Three-phase power

Electric Power Distribution

The backbone of every modern electric power distribution system is a three-phase alternating current (AC) transmission line. It consists of three primary current-carrying wires sometimes referred to as L1, L2, and L3 and in some cases a fourth wire called the neutral conductor. Single-phase distribution systems are also common because single-phase transmission lines costs significantly less than three-phase lines. They consist of one high-voltage line and a neutral. Most residential and rural areas are supplied with single-phase service. Three-phase power cannot be supplied from single-phase service unless a phase converter is used. Single-phase power is a single voltage that alternates between a positive voltage and a negative voltage for a specific number of times per second (in the U.S., 60 times per second or 60 Hz). Three-phase power is three distinct AC voltages, each shifted in time 120 degrees relative to one another as depicted in figure 1. The wave forms shown in figure 1 can be calculated using the sine function in trigonometry and are called sine waves. Notice that the voltage between L2 and neutral (L2-N) is delayed by 1/3 of a cycle from the L1-N voltage, and that the L3-N voltage is displaced 1/3 of a cycle from the L2-N voltage. A complete cycle of the one of the wave forms corresponds to one complete rotation around a circle or 360 degrees. The phase delay in the L2 and L3 voltages is often referred to as 1/3 times 360 degrees or 120 degrees for L2 and 240 degrees for the L3 voltage. Customers are supplied with electricity from the distribution system by placing transformers on the high voltage distribution system to reduce voltage to a level compatible with electric devices, for example, 240 volts. Three-phase service requires three transformers compared to one for single-phase service, and requires different metering equipment as well.
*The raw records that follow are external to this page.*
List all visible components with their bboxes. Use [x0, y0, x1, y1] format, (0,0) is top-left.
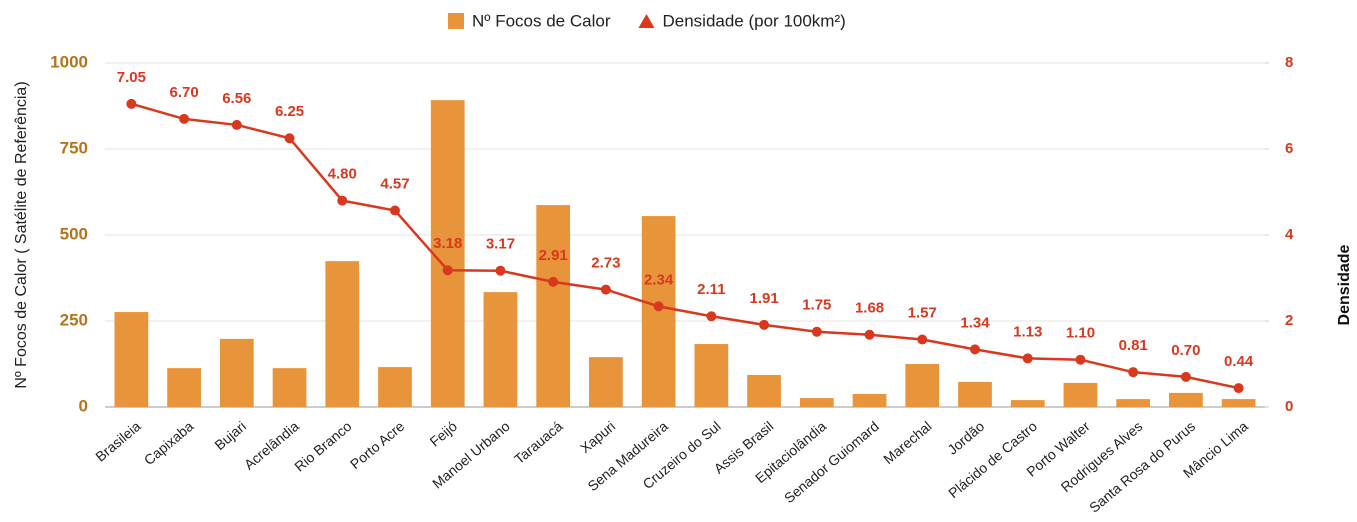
- data-label: 2.91: [539, 247, 568, 264]
- line-point: [970, 344, 980, 355]
- line-point: [1022, 353, 1033, 364]
- y-tick-label: 500: [60, 224, 88, 243]
- bar: [325, 261, 360, 407]
- bar: [958, 381, 992, 407]
- x-tick-label: Capixaba: [141, 418, 197, 468]
- line-point: [600, 284, 611, 295]
- data-label: 6.56: [222, 90, 251, 107]
- data-label: 6.25: [275, 103, 304, 120]
- line-point: [284, 133, 295, 144]
- bar: [589, 357, 623, 407]
- data-label: 4.80: [328, 166, 357, 183]
- line-point: [917, 334, 928, 345]
- legend-label: Densidade (por 100km²): [662, 11, 845, 30]
- bar: [219, 338, 254, 407]
- bar: [799, 398, 834, 407]
- data-label: 7.05: [117, 69, 146, 86]
- line-point: [337, 195, 348, 206]
- bar: [905, 364, 940, 407]
- data-label: 3.17: [486, 236, 515, 253]
- data-label: 0.44: [1224, 353, 1254, 370]
- bar: [378, 367, 412, 407]
- legend-swatch: [638, 14, 655, 28]
- line-point: [864, 329, 875, 340]
- y-tick-label: 1000: [50, 52, 88, 71]
- y2-axis-title: Densidade: [1336, 244, 1353, 325]
- line-point: [759, 319, 770, 330]
- bar: [536, 205, 571, 407]
- bar: [747, 375, 781, 407]
- line-point: [1233, 383, 1244, 394]
- bar: [694, 344, 729, 407]
- data-label: 1.10: [1066, 325, 1095, 342]
- x-tick-label: Marechal: [880, 418, 934, 467]
- x-tick-label: Porto Acre: [347, 418, 408, 472]
- bar: [430, 100, 465, 407]
- bar: [114, 312, 149, 407]
- line-point: [390, 205, 400, 216]
- line-point: [1128, 367, 1139, 378]
- x-tick-label: Xapuri: [577, 418, 618, 456]
- bar: [1169, 392, 1203, 407]
- bar: [852, 393, 887, 407]
- bar: [272, 368, 307, 407]
- data-label: 1.13: [1013, 323, 1042, 340]
- x-tick-label: Tarauacá: [511, 418, 566, 467]
- data-label: 2.73: [591, 255, 620, 272]
- y-axis-title: Nº Focos de Calor ( Satélite de Referênc…: [13, 81, 30, 388]
- y2-tick-label: 0: [1285, 398, 1293, 415]
- y2-tick-label: 6: [1285, 140, 1293, 157]
- x-tick-label: Feijó: [426, 418, 460, 450]
- data-label: 1.57: [908, 304, 937, 321]
- legend-swatch: [448, 13, 464, 29]
- x-tick-label: Bujari: [211, 418, 249, 453]
- data-label: 2.34: [644, 271, 674, 288]
- line-point: [1075, 354, 1086, 365]
- line-point: [548, 276, 559, 287]
- data-label: 4.57: [380, 175, 409, 192]
- bar: [1010, 400, 1045, 407]
- line-point: [811, 326, 822, 337]
- bar: [641, 216, 676, 407]
- x-tick-label: Senador Guiomard: [781, 418, 882, 506]
- data-label: 3.18: [433, 235, 462, 252]
- x-tick-label: Plácido de Castro: [945, 418, 1040, 501]
- data-label: 0.81: [1119, 337, 1148, 354]
- data-label: 1.75: [802, 297, 831, 314]
- y-tick-label: 750: [60, 138, 88, 157]
- line-point: [442, 265, 453, 276]
- data-label: 6.70: [169, 84, 198, 101]
- bar: [167, 368, 201, 407]
- x-tick-label: Rio Branco: [291, 418, 355, 475]
- data-label: 1.34: [960, 314, 990, 331]
- line: [131, 102, 1239, 390]
- line-point: [653, 301, 664, 312]
- line-point: [231, 119, 242, 130]
- line-point: [495, 265, 506, 276]
- y-tick-label: 0: [79, 396, 88, 415]
- y2-tick-label: 2: [1285, 312, 1293, 329]
- data-label: 2.11: [697, 281, 725, 298]
- data-label: 1.68: [855, 300, 884, 317]
- bar: [1116, 399, 1151, 407]
- bar: [1063, 382, 1098, 407]
- y2-tick-label: 8: [1285, 54, 1293, 71]
- line-point: [179, 113, 190, 124]
- line-point: [1180, 371, 1191, 382]
- x-tick-label: Jordão: [944, 418, 987, 458]
- y-tick-label: 250: [60, 310, 88, 329]
- legend-label: Nº Focos de Calor: [472, 11, 611, 30]
- line-point: [126, 98, 137, 109]
- y2-tick-label: 4: [1285, 226, 1294, 243]
- x-tick-label: Brasileia: [92, 418, 144, 465]
- data-label: 1.91: [749, 290, 778, 307]
- bar: [483, 292, 518, 407]
- data-label: 0.70: [1171, 342, 1200, 359]
- line-point: [706, 311, 717, 322]
- bar: [1221, 399, 1256, 407]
Because of this, three-phase service costs more to install, so utilities usually prefer to install single-phase service unless there is a specific demand for three-phase power at the site.

Three-phase motors

Motors that convert electrical energy to mechanical energy comprise two-thirds of the industrial demand for electricity. Most of these motors are three-phase squirrel-cage induction motors which consist of an arrangement of coils wound in slots in a stack of iron laminations shown in cross section in figure 1 below. This part of the motor is stationary and is called the stator. The coils in the stator are connected in a manner to produce at least three separate windings which are at angles of 120 degrees with respect to each other. This is shown schematically in figure 1. If a set of three-phase voltages is applied to the windings shown, a magnetic field will be produced in the center portion of the stator. This magnetic field is constant in magnitude, and rotates at the frequency of the applied voltages (either 50 or 60 Hz depending on what country you're in). The second part of the motor (the rotor) is a set of round iron laminations that have been attached to a shaft with bearings. There are slots in this set of laminations as well. In this instance the slots are filled with very low resistance bars of aluminum that are shorted together at the outer edges of the laminated stack of iron. If the rotor is inserted into the center part of the stator, the magnetic field generated by the stator will cross through the shorting bars of the rotor causing a large current in the rotor. These rotor currents react with the magnetic field generated by the stator and cause the rotor to spin. The rotor will continue to accelerate until the shaft rotation speed is nearly equal to the velocity at which the magnetic field of the stator is spinning. The important point here is that if the stator had only a single coil driven by a single-phase voltage, then the magnetic field generated by the stator would not rotate — it could for example point either up or down, but not left or right. The motor could never start because there would be no rotational component of the magnetic field. Thus a three-phase system allows the mechanical energy being fed into the generator to be transferred to three-phase induction motors very efficiently. Three-phase motors also have the advantage of being very simple and reliable--there are no electrical switches contained in them. If they are not overheated, the only thing that wears out is the bearings, which are replaceable.